A cena é principalmente a descrição minuciosa de uma ação e por isso, em lugar da aparência primeira, a de um gesto muitas vezes repetido, surge sempre como a informação nova que efetivamente é. O que o espectador recebe do filme – da imagem e da música densa, insistente, repetitiva –  é um roteiro ou rascunho para a narração que vai construir. Uma indicação de que, futuro narrador, ele deve ver os personagens como se fossem as pessoas reais observadas por Béla Tarr para poder filmar as novelas de Krasznahorkai.
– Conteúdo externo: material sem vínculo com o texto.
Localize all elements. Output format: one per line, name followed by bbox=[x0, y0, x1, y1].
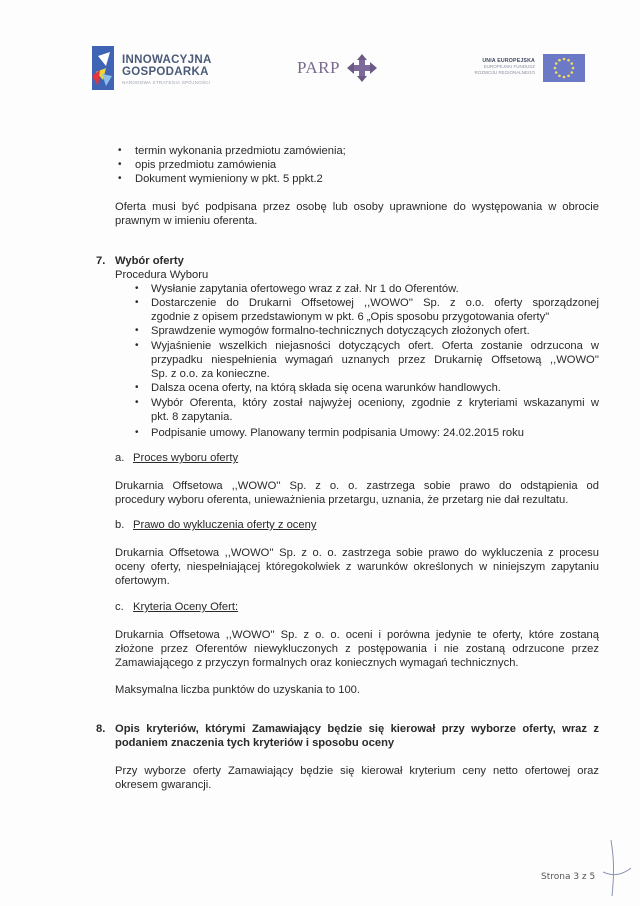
procedure-item-cont: pkt. 8 zapytania. bbox=[151, 411, 233, 423]
signature-para-line: prawnym w imieniu oferenta. bbox=[115, 215, 258, 227]
section7-number: 7. bbox=[96, 255, 106, 267]
sub-a-para-line: Drukarnia Offsetowa ,,WOWO'' Sp. z o. o. zastrzega sobie prawo do odstąpienia od bbox=[115, 480, 599, 492]
procedure-item-cont: przypadku niespełnienia wymagań uznanych przez Drukarnię Offsetową ,,WOWO'' bbox=[151, 354, 599, 366]
sub-c-para-line: Zamawiającego z przyczyn formalnych oraz koniecznych wymagań technicznych. bbox=[115, 657, 519, 669]
bullet-icon: • bbox=[135, 427, 139, 438]
procedure-item: Wybór Oferenta, który został najwyżej oceniony, zgodnie z kryteriami wskazanymi w bbox=[151, 397, 599, 409]
sub-a-letter: a. bbox=[115, 452, 125, 464]
bullet-icon: • bbox=[135, 297, 139, 308]
parp-arrows-icon bbox=[347, 54, 377, 82]
signature-para-line: Oferta musi być podpisana przez osobę lub osoby uprawnione do występowania w obrocie bbox=[115, 201, 599, 213]
ig-line2: GOSPODARKA bbox=[122, 66, 209, 78]
bullet-icon: • bbox=[135, 340, 139, 351]
ig-emblem-icon bbox=[92, 46, 114, 90]
page-header bbox=[0, 42, 640, 98]
top-bullet-item: termin wykonania przedmiotu zamówienia; bbox=[135, 145, 346, 157]
sub-b-letter: b. bbox=[115, 519, 125, 531]
sub-a-title: Proces wyboru oferty bbox=[133, 452, 239, 464]
section7-title: Wybór oferty bbox=[115, 255, 184, 267]
bullet-icon: • bbox=[118, 159, 122, 170]
bullet-icon: • bbox=[135, 325, 139, 336]
sub-c-para-line: złożone przez Oferentów niewykluczonych z postępowania i nie zostaną odrzucone przez bbox=[115, 643, 599, 655]
sub-c-letter: c. bbox=[115, 601, 124, 613]
section7-subtitle: Procedura Wyboru bbox=[115, 269, 209, 281]
eu-line2: EUROPEJSKI FUNDUSZ bbox=[483, 64, 535, 69]
bullet-icon: • bbox=[118, 173, 122, 184]
eu-line1: UNIA EUROPEJSKA bbox=[482, 58, 535, 64]
procedure-item: Wysłanie zapytania ofertowego wraz z zał. Nr 1 do Oferentów. bbox=[151, 283, 459, 295]
bullet-icon: • bbox=[135, 283, 139, 294]
top-bullet-item: Dokument wymieniony w pkt. 5 ppkt.2 bbox=[135, 173, 323, 185]
eu-line3: ROZWOJU REGIONALNEGO bbox=[474, 70, 535, 75]
handwritten-initial-icon bbox=[603, 838, 633, 898]
section8-title-line: Opis kryteriów, którymi Zamawiający będzie się kierował przy wyborze oferty, wraz z bbox=[115, 723, 599, 735]
procedure-item: Dalsza ocena oferty, na którą składa się ocena warunków handlowych. bbox=[151, 382, 501, 394]
sub-b-para-line: ofertowym. bbox=[115, 575, 170, 587]
bullet-icon: • bbox=[135, 382, 139, 393]
ig-line1: INNOWACYJNA bbox=[122, 54, 212, 66]
sub-c-para-line: Drukarnia Offsetowa ,,WOWO'' Sp. z o. o. oceni i porówna jedynie te oferty, które zostaną bbox=[115, 629, 599, 641]
ig-subtitle: NARODOWA STRATEGIA SPÓJNOŚCI bbox=[122, 80, 211, 85]
eu-logo bbox=[465, 52, 585, 84]
bullet-icon: • bbox=[135, 397, 139, 408]
innowacyjna-gospodarka-logo bbox=[92, 46, 242, 92]
procedure-item: Podpisanie umowy. Planowany termin podpisania Umowy: 24.02.2015 roku bbox=[151, 427, 524, 439]
procedure-item: Dostarczenie do Drukarni Offsetowej ,,WOWO'' Sp. z o.o. oferty sporządzonej bbox=[151, 297, 599, 309]
page-number: Strona 3 z 5 bbox=[541, 872, 596, 882]
procedure-item: Sprawdzenie wymogów formalno-technicznych dotyczących złożonych ofert. bbox=[151, 325, 530, 337]
top-bullet-item: opis przedmiotu zamówienia bbox=[135, 159, 277, 171]
procedure-item-cont: Sp. z o.o. za konieczne. bbox=[151, 368, 270, 380]
section8-title-line: podaniem znaczenia tych kryteriów i sposobu oceny bbox=[115, 737, 395, 749]
sub-b-title: Prawo do wykluczenia oferty z oceny bbox=[133, 519, 317, 531]
section8-number: 8. bbox=[96, 723, 106, 735]
sub-b-para-line: Drukarnia Offsetowa ,,WOWO'' Sp. z o. o. zastrzega sobie prawo do wykluczenia z procesu bbox=[115, 547, 599, 559]
max-points: Maksymalna liczba punktów do uzyskania to 100. bbox=[115, 684, 361, 696]
procedure-item: Wyjaśnienie wszelkich niejasności dotyczących ofert. Oferta zostanie odrzucona w bbox=[151, 340, 599, 352]
bullet-icon: • bbox=[118, 145, 122, 156]
section8-para-line: Przy wyborze oferty Zamawiający będzie się kierował kryterium ceny netto ofertowej oraz bbox=[115, 765, 599, 777]
parp-text: PARP bbox=[297, 58, 340, 77]
sub-a-para-line: procedury wyboru oferenta, unieważnienia przetargu, uznania, że przetarg nie dał rezultatu. bbox=[115, 494, 569, 506]
section8-para-line: okresem gwarancji. bbox=[115, 779, 212, 791]
eu-flag-icon bbox=[543, 54, 585, 82]
sub-c-title: Kryteria Oceny Ofert: bbox=[133, 601, 239, 613]
sub-b-para-line: oceny oferty, niespełniającej któregokolwiek z warunków określonych w niniejszym zapytaniu bbox=[115, 561, 599, 573]
procedure-item-cont: zgodnie z opisem przedstawionym w pkt. 6 „Opis sposobu przygotowania oferty" bbox=[151, 311, 550, 323]
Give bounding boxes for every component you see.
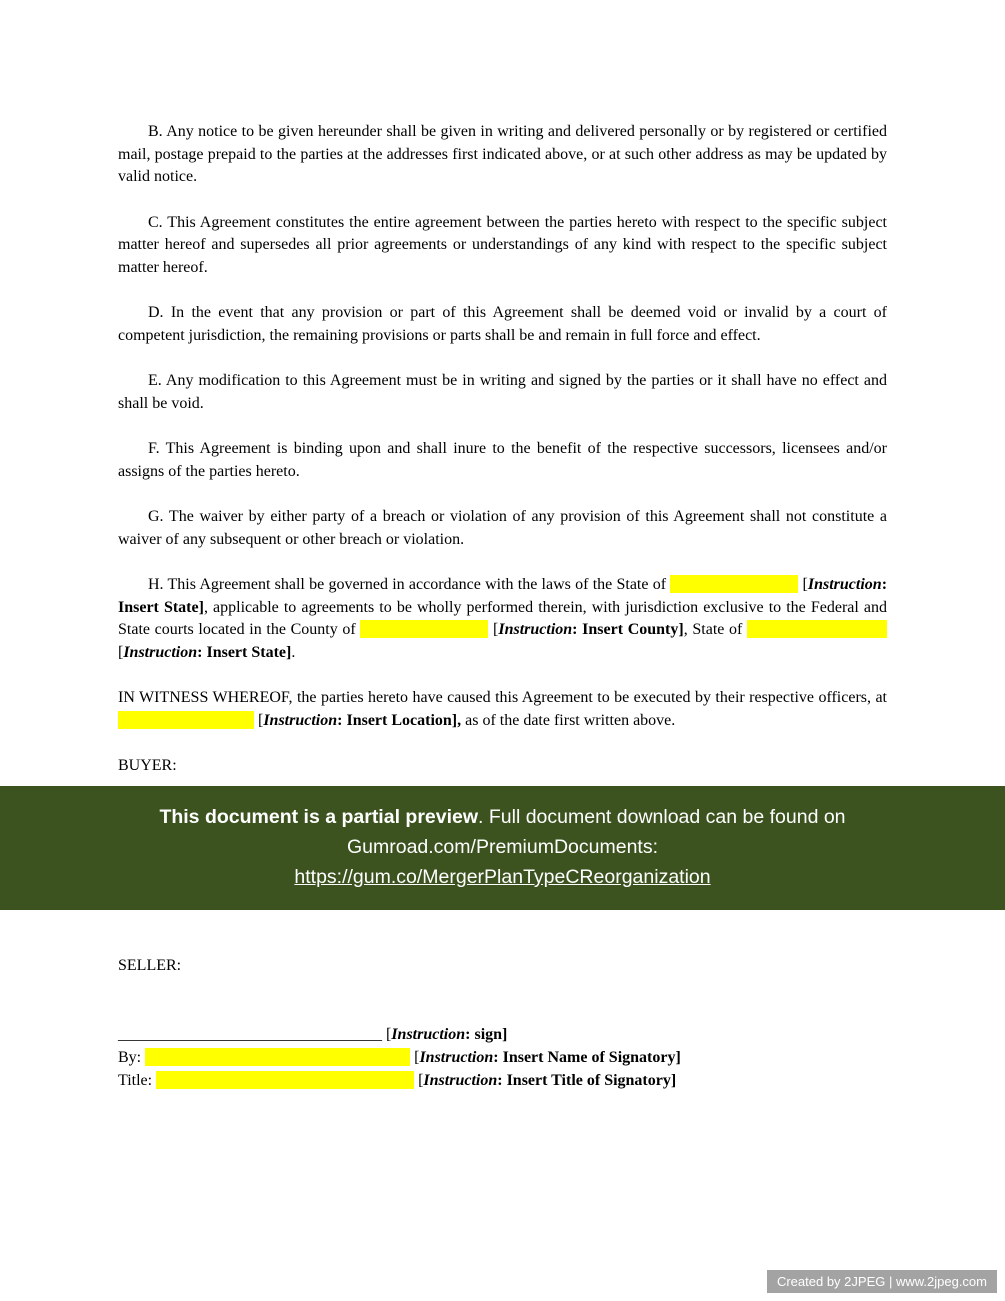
paragraph-c: C. This Agreement constitutes the entire agreement between the parties hereto with respect to the specific subject matter hereof and supersedes all prior agreements or understandings of any kind with respect to the specific subject matter hereof. (118, 213, 887, 276)
instruction-note: [Instruction: Insert State] (118, 643, 292, 661)
highlight-blank (670, 575, 798, 593)
highlight-blank (747, 620, 887, 638)
seller-section (0, 910, 1005, 977)
preview-download-link[interactable]: https://gum.co/MergerPlanTypeCReorganization (294, 866, 711, 888)
paragraph-e: E. Any modification to this Agreement must be in writing and signed by the parties or it shall have no effect and shall be void. (118, 372, 887, 412)
instruction-note: [Instruction: Insert Location], (258, 711, 462, 729)
preview-banner-bold-text: This document is a partial preview (159, 806, 479, 828)
paragraph-b: B. Any notice to be given hereunder shall be given in writing and delivered personally or by registered or certified mail, postage prepaid to the parties at the addresses first indicated above, or at such other address as may be updated by valid notice. (118, 123, 887, 185)
preview-banner (0, 786, 1005, 910)
watermark-badge: Created by 2JPEG | www.2jpeg.com (767, 1270, 997, 1293)
instruction-note: [Instruction: Insert Name of Signatory] (414, 1049, 681, 1066)
signature-block (0, 977, 1005, 1092)
signature-title-line: Title: [Instruction: Insert Title of Signatory] (118, 1072, 677, 1089)
highlight-blank (360, 620, 488, 638)
paragraph-witness: IN WITNESS WHEREOF, the parties hereto have caused this Agreement to be executed by their respective officers, at [Instruction: Insert Location], as of the date first written above. (118, 689, 887, 729)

Por isso mesmo os intérpretes de O cavalo de Turim são convidados a ir além da representação, a  reconstituir o real esforço exigido pela cena – arrastar a carroça, calçar a porta com uma pedra,  buscar água no poço, proteger-se do vento e do frio, comer a batata quente com a ponta dos dedos.

No começo, uma história contada sobre uma tela preta. No final, a imagem se apaga pouco a pouco numa tela vazia e escura. Entre um vazio e outro, são imagens para serem abraçadas pelo olhar tal como um dia, em Turim, Nietszche abraçou o pescoço do cavalo açoitado pelo cocheiro. A cena final, a tela de novo vazia e escura como a do início, volta a convidar o espectador a assumir o papel de narrador – papel talvez iniciado ainda durante a projeção. E assim, ao contar para si mesmo como abraçou O cavalo de Turim, ele não apenas torna mais rico e intenso o diálogo com o filme de Béla Tarr como, por meio dele, com o cinema como um todo.